Subsequent developments explored the dependency of the results on initial conditions and extended significantly the range of length scales over which we could apply our value-judgements. There has also been a clearer discrimination between dark matter (the stuff of simulations) and the luminous matter (the stuff we observe). To this has been added exceptional computer graphics to render the simulations as "observed samples". They look as good as the real thing.
Several caveats apply. First, simulations provide three space and three velocity coordinates for each mass point at each time. Data provide two (angular) space coordinates and a redshift, which is made up of two terms, one proportional to the third spatial coordinate (distance) and one representing motion of the point (galaxy or cluster) relative to uniform cosmic expansion. These can be separated only within some model of what real (rather than N-body) clusters ought to be doing in the way of a Virial theorem or some other way of parcelling out potential and kinetic energy among the mass points.
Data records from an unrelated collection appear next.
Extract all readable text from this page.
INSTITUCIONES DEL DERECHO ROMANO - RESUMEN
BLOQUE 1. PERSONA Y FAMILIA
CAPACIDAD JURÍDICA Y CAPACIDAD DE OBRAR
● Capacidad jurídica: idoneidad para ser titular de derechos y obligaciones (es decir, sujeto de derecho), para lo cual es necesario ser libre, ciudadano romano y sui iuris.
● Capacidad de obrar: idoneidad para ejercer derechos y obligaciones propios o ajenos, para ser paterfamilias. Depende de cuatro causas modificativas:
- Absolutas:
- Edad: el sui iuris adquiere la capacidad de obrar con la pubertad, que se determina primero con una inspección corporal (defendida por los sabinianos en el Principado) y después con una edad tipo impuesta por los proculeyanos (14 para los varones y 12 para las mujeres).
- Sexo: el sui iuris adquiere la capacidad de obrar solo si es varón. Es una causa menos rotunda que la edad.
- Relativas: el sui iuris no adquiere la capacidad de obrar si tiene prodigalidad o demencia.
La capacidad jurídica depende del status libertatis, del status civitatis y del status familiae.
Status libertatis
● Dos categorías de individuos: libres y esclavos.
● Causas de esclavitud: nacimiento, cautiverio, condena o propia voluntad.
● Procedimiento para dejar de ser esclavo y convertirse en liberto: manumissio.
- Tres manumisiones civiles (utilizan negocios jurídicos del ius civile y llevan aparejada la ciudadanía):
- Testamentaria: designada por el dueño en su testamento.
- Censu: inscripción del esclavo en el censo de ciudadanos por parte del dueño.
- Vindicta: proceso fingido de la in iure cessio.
Second, between the simulations of what the (mostly dark) matter is doing and data on what luminous galaxies are doing lies all of what one might call gaseous astrophysics (or even gastrophysics). The intermediate territory includes inflow of baryons into the potential wells, star formation and wind energy input, supernovae (which add both kinetic energy and heavy elements, which change how gas cools and condenses), galactic winds, on-going infall into the wells, systematic gas flow within galaxies, shocking of baryons plus heating and/or triggered star formation when halos interact, collide, and merge, energy input from black hole accretion, and so forth. Most of these currently defy real calculation and are represented by parameters and proportionalities. Thus the statement that some particular set of cosmological parameters, initial conditions, and prescriptions for star formation evolve forward in time to "fit the data" is not equivalent to being able to say that this is the way nature did it.